Everybody had expressed his or her sorrow in their own way. Everybody had felt the necessity to revise his or her relations with Madame Perla under the circumstances. Lilica had felt that she had lost her mainstay; she had had an unshakable belief that the strongest and most reliable woman in her life would shelter her under her wings till the end of her life. This conviction of hers was her only alternative. Madame Roza had tried once again to divest her from her identity as the alien spinster of the family. As for his father, it was the period during which he would, in conjunction with his wife, revise their past and evaluate their achievements and failures, and for him it was time to assume a paternal duty with a new responsibility. From that day on they felt closer to each other. It was as though everybody had attempted to pay Madame Perla the cost of what had been acquired in the past with a true piece of themselves. Throughout the first nights, mother and son would sit for long hours talking of the days they had spent at Halıcıoğlu. He asked her to tell him about past incidents as she patiently narrated them to the best of her recollection, trying to recall all the details. These details were indispensable for both of them in order to build up a new world of confidence through legend.

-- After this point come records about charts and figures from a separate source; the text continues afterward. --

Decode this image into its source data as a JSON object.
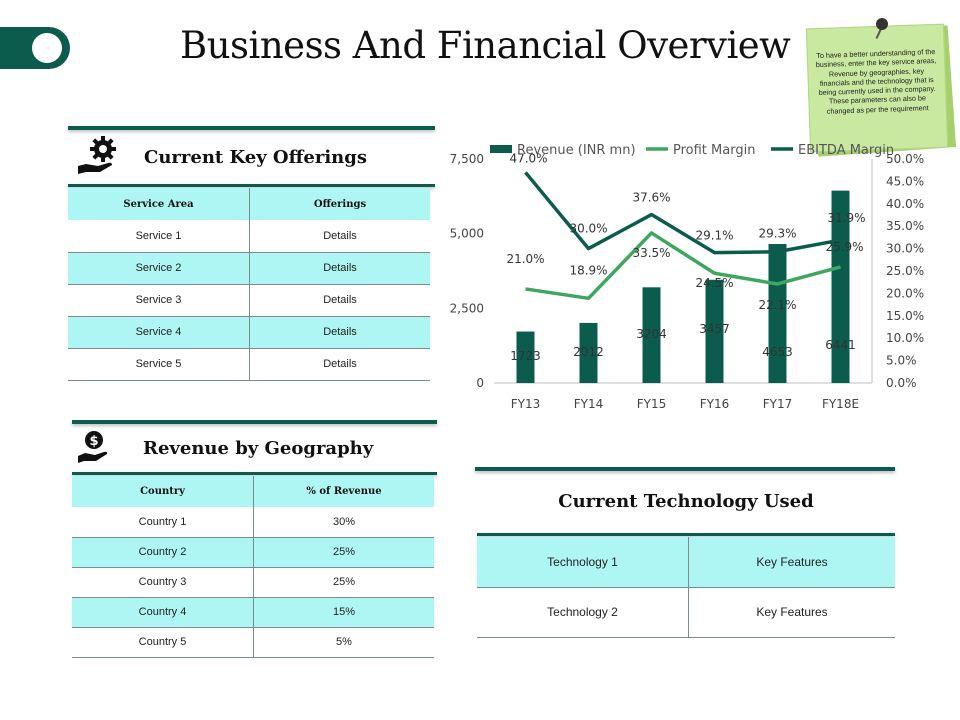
{
  "page": {
    "title": "Business And Financial Overview",
    "note": "To have a better understanding of the business, enter the key service areas, Revenue by geographies, key financials and the technology that is being currently used in the company. These parameters can also be changed  as per the requirement",
    "accent_color": "#0b5c4d",
    "table_highlight_color": "#aef6f3"
  },
  "offerings": {
    "title": "Current Key Offerings",
    "headers": [
      "Service Area",
      "Offerings"
    ],
    "rows": [
      [
        "Service 1",
        "Details"
      ],
      [
        "Service 2",
        "Details"
      ],
      [
        "Service 3",
        "Details"
      ],
      [
        "Service 4",
        "Details"
      ],
      [
        "Service 5",
        "Details"
      ]
    ]
  },
  "geography": {
    "title": "Revenue by Geography",
    "headers": [
      "Country",
      "% of Revenue"
    ],
    "rows": [
      [
        "Country 1",
        "30%"
      ],
      [
        "Country 2",
        "25%"
      ],
      [
        "Country 3",
        "25%"
      ],
      [
        "Country 4",
        "15%"
      ],
      [
        "Country 5",
        "5%"
      ]
    ]
  },
  "technology": {
    "title": "Current Technology Used",
    "rows": [
      [
        "Technology 1",
        "Key Features"
      ],
      [
        "Technology 2",
        "Key Features"
      ]
    ]
  },
  "chart_data": {
    "type": "bar",
    "categories": [
      "FY13",
      "FY14",
      "FY15",
      "FY16",
      "FY17",
      "FY18E"
    ],
    "series": [
      {
        "name": "Revenue (INR mn)",
        "type": "bar",
        "axis": "left",
        "color": "#0b5c4d",
        "values": [
          1723,
          2012,
          3204,
          3457,
          4653,
          6441
        ],
        "labels": [
          "1723",
          "2012",
          "3204",
          "3457",
          "4653",
          "6441"
        ]
      },
      {
        "name": "Profit Margin",
        "type": "line",
        "axis": "right",
        "color": "#3fa660",
        "values": [
          21.0,
          18.9,
          33.5,
          24.5,
          22.1,
          25.9
        ],
        "labels": [
          "21.0%",
          "18.9%",
          "33.5%",
          "24.5%",
          "22.1%",
          "25.9%"
        ]
      },
      {
        "name": "EBITDA Margin",
        "type": "line",
        "axis": "right",
        "color": "#0b5c4d",
        "values": [
          47.0,
          30.0,
          37.6,
          29.1,
          29.3,
          31.9
        ],
        "labels": [
          "47.0%",
          "30.0%",
          "37.6%",
          "29.1%",
          "29.3%",
          "31.9%"
        ]
      }
    ],
    "y_left": {
      "ticks": [
        "0",
        "2,500",
        "5,000",
        "7,500"
      ],
      "tick_values": [
        0,
        2500,
        5000,
        7500
      ],
      "range": [
        0,
        7500
      ]
    },
    "y_right": {
      "ticks": [
        "0.0%",
        "5.0%",
        "10.0%",
        "15.0%",
        "20.0%",
        "25.0%",
        "30.0%",
        "35.0%",
        "40.0%",
        "45.0%",
        "50.0%"
      ],
      "tick_values": [
        0,
        5,
        10,
        15,
        20,
        25,
        30,
        35,
        40,
        45,
        50
      ],
      "range": [
        0,
        50
      ]
    },
    "grid": false,
    "legend_position": "top"
  }
}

Madame Perla now and then had long talks with her husband. She was inclined, however, to listen rather than to speak; the latter spoke to her about daily events, kept her informed of the developments in the outside world. They had had their legends in the past; legends rediscovered, taking different steps toward them. They lived in separate rooms; they were like two close friends under the same roof. This separation was his mother’s choice. It seemed that it was for her a preparation for the world to which she wanted to devote herself. Both reality and dream had their equal share in that world. She had become accustomed to finding her way in the house by gingerly groping along; throughout the twenty-four hours during which darkness surrounded her, she was able to manage on her own. These ways of hers they could understand; ways quite different from the road of solitude they could never approach. Certain mornings he observed bruises on his mother’s forehead or arms. When he asked her about them, she simply said: “Don’t bother! The clumsy age!” or “I bumped against the door.” The causes were all too evident. Madame Perla, who influenced people by her demeanor and attractive figure, banged her head and arms here and there during her sleepless night walks. At such moments tears rushed to his eyes; he would have liked to embrace her and kiss her. He had not taken that huge, little step at the time. The reason? Brooding on the answer to this question created in him a sense that everything seemed to have been settled. When the time came, he had already become inured to it. He had given up asking questions and probing into issues of which he had had surfeit knowledge. He knew that she gingerly wandered on certain nights in the corridors and rooms when everybody was fast asleep, touching the objects around her, especially the old ones, while holding conversations most probably with the Madame Perlas of yore in an incomprehensible language. When he woke up in the middle of the night to answer nature’s call, he had had the opportunity to see her. He knew that he had to be careful not to make any noise and leave her to manage on her own. Quite probably, they were her brightest hours, when she felt she most existed.